Culp said he’s a totally different person mentally than he was with LSU. Starting there in 2017 came with wild swings where he didn’t know how to handle success or failure. He’s more level now, confident in the art of kicking.
“It’s just a game,” Culp said. “If you’re not having fun, why the heck are you out there in the first place? It took me a while to definitely develop that mindset. But that’s probably the biggest improvement I’ve had.”
The placekicker also has a sense of humor, which he flashed Tuesday when discussing Australian freshman punter Daniel Cerni. The newcomer last year didn’t understand anything, Culp said, and wanted to run drills with the tight ends. He’s since come to learn the basics, from first downs to penalties.
“You’re just like, ‘Dude, you’re here to punt the ball, don’t overcomplicate things,’” Culp said. “But now he’s really grown into it. He’s become a very great player.”
No 'my bads'
Once the Huskers line up across from Illinois, mistakes have consequences. Mulligans don’t exist, and accountability won’t save you from a tongue-lashing.
“There’s no ‘My bads,’” Held said. “It’s for keeps, it’s for the history books. We’ve got to have guys that understand that every play matters.”
The Huskers try their best to simulate game speed and situations in practice. They tire players out before team periods and practice two-minute drills with the same speed they employ on Saturday.
“But it is still different on game day,” offensive coordinator Matt Lubick said.
Fans scream in the background. Opponents scheme against your tendencies. Butterflies creep into players’ chests.
The solution? Know your role so well that none of those obstacles can make you forget. Those concepts are learned at practice and studied at home, but can Nebraska apply them when the reps count?
“The game is going to be played uncomfortable and tired,” Tuioti said. “You’ve got to be able to focus and be detailed. Hopefully at the end of the day, they fall into their training.”
» Inside linebacker Luke Reimer said he was honored to earn his first Blackshirt this week.
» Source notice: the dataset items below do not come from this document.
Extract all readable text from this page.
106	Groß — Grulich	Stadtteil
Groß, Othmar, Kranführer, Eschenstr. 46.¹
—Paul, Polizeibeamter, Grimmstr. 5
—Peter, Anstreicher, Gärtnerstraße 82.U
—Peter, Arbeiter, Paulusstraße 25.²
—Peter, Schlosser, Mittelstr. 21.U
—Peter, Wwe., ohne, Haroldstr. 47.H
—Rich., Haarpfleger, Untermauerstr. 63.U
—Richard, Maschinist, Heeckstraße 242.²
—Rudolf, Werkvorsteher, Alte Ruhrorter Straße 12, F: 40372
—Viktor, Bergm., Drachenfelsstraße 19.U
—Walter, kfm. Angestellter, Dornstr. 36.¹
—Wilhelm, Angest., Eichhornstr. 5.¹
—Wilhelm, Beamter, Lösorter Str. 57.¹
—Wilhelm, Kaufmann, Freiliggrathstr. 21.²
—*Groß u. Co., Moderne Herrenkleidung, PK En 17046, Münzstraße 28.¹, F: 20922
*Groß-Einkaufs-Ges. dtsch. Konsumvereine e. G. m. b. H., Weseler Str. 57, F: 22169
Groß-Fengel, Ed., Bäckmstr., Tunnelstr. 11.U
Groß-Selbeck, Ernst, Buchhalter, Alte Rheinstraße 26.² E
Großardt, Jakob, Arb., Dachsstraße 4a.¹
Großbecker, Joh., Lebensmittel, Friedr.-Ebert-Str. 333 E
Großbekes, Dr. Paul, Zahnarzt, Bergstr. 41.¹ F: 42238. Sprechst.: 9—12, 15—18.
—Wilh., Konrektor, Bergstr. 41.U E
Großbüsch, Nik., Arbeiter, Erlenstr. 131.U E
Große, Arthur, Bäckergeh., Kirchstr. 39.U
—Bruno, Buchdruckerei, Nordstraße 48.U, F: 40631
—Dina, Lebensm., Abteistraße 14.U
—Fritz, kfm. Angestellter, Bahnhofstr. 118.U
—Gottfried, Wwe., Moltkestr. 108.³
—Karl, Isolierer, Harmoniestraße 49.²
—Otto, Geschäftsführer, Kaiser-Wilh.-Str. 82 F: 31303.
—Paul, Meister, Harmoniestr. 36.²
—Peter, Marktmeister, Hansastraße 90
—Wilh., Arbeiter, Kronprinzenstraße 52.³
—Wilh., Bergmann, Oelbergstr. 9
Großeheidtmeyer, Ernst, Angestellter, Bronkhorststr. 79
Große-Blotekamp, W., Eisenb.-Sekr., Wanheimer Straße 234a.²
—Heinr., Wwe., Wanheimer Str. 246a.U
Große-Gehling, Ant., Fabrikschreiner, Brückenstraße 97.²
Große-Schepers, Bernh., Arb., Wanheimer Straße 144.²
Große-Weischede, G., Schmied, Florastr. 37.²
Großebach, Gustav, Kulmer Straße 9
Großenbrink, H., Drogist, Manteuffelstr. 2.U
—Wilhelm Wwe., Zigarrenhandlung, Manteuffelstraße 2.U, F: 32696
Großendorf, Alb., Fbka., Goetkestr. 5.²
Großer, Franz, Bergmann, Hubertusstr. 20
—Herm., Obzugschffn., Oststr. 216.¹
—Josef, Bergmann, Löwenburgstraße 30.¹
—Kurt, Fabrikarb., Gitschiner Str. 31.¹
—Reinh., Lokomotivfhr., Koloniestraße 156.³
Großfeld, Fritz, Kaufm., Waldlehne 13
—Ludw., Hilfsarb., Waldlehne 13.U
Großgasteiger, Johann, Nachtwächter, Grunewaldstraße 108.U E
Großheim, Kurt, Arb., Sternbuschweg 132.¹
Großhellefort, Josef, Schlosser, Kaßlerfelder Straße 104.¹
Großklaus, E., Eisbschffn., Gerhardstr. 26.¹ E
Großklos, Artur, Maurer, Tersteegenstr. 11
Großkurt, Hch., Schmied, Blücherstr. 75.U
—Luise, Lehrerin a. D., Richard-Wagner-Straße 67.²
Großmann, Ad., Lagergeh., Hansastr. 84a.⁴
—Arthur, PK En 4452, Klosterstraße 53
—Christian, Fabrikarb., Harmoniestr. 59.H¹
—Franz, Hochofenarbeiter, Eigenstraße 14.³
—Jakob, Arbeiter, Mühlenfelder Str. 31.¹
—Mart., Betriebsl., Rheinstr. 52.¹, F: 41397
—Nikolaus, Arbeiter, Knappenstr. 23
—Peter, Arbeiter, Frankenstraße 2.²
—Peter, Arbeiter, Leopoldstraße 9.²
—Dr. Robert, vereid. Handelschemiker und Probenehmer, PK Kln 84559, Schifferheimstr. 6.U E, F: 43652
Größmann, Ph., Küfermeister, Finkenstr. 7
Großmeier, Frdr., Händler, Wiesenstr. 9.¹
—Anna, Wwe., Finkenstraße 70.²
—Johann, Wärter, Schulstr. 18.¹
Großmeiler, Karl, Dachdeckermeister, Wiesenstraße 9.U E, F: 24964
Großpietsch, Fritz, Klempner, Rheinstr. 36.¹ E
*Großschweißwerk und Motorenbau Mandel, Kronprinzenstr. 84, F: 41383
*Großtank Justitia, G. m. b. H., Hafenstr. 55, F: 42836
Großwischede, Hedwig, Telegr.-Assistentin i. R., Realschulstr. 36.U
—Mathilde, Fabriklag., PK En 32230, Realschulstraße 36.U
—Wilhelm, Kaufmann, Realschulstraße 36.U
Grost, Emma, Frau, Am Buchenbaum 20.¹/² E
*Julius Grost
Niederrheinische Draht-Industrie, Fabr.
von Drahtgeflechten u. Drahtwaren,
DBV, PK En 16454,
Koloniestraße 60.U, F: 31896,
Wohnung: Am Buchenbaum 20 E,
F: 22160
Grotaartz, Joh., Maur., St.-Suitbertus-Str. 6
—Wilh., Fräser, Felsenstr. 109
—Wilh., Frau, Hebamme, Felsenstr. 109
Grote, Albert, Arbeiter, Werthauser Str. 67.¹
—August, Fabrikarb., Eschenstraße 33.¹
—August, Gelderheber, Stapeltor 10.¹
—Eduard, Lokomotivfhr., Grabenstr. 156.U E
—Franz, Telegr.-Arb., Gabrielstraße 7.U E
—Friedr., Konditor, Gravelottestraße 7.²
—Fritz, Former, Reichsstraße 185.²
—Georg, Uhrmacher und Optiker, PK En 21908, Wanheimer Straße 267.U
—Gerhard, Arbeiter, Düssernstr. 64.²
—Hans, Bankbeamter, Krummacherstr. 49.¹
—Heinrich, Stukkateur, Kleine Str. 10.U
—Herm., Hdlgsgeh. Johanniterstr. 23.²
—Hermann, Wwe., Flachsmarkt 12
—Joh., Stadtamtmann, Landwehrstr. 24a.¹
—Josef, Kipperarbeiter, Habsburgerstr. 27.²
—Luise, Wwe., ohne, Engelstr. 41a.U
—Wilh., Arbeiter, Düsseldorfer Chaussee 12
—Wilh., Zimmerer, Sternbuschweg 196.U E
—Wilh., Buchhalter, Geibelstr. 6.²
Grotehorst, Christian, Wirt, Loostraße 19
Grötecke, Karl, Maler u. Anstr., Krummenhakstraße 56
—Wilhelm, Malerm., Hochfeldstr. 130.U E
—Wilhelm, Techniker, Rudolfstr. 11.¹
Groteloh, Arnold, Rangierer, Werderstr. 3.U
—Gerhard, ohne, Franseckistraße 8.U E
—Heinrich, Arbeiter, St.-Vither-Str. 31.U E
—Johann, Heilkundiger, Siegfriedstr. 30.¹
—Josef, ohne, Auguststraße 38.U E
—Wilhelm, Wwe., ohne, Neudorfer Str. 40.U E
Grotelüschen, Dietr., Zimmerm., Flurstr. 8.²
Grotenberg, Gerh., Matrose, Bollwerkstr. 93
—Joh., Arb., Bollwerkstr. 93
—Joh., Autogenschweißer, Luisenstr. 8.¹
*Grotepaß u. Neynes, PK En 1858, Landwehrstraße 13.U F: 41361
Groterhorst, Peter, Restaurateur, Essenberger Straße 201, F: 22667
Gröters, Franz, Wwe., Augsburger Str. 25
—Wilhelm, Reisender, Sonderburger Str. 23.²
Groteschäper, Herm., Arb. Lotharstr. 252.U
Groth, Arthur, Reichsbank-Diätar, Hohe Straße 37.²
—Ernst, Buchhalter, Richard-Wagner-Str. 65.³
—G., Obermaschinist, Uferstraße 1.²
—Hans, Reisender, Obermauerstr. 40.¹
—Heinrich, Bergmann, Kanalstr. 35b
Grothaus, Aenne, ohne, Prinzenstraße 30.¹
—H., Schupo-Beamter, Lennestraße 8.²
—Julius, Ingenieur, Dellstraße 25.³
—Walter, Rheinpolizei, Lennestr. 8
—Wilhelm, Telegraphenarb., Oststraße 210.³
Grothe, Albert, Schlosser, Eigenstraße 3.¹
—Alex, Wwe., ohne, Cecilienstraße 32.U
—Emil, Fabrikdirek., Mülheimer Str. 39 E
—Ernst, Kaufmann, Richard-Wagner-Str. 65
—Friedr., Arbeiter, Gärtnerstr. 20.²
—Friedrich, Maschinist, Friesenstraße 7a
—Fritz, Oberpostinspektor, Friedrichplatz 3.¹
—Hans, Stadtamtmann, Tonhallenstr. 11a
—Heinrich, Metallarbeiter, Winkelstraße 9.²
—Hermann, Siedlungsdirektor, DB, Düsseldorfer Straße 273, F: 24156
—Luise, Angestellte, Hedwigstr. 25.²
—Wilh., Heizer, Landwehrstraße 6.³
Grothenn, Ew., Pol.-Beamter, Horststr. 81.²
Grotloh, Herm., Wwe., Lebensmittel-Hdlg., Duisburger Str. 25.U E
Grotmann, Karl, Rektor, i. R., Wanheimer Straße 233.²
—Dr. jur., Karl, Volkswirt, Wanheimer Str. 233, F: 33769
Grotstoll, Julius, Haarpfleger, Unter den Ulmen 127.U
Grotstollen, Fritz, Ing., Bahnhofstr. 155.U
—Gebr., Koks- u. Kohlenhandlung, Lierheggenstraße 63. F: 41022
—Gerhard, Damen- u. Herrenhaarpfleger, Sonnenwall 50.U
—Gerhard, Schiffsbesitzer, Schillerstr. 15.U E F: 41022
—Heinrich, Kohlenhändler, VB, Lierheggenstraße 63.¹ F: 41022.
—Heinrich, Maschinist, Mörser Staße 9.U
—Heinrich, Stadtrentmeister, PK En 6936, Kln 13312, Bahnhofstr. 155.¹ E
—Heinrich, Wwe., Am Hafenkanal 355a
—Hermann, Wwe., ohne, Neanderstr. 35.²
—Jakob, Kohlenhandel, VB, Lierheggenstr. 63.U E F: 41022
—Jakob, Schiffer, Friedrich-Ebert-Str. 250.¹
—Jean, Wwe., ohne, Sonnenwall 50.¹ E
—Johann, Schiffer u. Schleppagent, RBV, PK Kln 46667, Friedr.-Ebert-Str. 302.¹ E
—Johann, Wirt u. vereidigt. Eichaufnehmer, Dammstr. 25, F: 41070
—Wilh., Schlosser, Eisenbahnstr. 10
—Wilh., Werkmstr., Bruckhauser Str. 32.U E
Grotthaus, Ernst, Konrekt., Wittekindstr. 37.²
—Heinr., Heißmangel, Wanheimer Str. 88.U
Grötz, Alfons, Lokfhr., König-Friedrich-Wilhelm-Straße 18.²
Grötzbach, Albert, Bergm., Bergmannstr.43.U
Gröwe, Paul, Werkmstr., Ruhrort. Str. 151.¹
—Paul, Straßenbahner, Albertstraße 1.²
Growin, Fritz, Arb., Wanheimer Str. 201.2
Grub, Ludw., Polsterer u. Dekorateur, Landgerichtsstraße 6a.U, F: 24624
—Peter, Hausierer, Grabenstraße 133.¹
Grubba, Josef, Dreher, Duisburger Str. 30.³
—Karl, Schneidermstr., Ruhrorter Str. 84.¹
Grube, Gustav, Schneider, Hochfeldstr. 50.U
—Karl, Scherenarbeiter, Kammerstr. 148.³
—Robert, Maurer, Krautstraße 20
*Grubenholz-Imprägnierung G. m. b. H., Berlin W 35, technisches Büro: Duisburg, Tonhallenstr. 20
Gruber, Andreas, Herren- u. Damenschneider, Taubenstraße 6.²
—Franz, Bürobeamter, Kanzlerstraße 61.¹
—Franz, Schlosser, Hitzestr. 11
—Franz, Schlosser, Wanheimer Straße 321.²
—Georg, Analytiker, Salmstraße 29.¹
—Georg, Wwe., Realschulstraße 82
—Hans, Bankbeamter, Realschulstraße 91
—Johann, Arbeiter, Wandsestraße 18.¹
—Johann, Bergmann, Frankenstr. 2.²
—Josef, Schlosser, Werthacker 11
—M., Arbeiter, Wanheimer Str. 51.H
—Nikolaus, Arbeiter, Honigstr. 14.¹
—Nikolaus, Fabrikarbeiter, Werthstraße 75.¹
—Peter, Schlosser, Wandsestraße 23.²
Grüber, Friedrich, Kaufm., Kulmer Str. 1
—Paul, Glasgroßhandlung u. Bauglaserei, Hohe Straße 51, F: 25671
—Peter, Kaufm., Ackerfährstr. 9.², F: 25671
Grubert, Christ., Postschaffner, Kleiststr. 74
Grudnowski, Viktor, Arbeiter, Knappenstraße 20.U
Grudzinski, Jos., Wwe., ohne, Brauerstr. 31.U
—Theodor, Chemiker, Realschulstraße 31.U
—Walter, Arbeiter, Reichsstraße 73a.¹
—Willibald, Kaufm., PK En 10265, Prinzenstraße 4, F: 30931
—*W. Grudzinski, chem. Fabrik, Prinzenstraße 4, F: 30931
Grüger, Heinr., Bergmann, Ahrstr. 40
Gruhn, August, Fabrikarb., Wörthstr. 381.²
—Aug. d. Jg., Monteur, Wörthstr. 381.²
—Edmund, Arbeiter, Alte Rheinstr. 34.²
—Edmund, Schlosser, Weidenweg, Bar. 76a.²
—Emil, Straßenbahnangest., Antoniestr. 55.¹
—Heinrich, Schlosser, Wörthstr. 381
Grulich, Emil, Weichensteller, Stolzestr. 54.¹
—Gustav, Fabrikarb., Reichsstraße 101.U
Fellow linebackers Chris Kolarevic and Garrett Snodgrass didn’t get Blackshirts like he and Nick Henrich did, but Reimer said no one puts too much stock into it.
“We’ve got to come to practice ready to work, ready to do our job,” Reimer said. “On that side of things, it doesn’t matter for us.”
» Tight end Austin Allen and receiver Samori Touré are two offensive players Reimer named among those he’s excited to watch — and not hit — during games this year.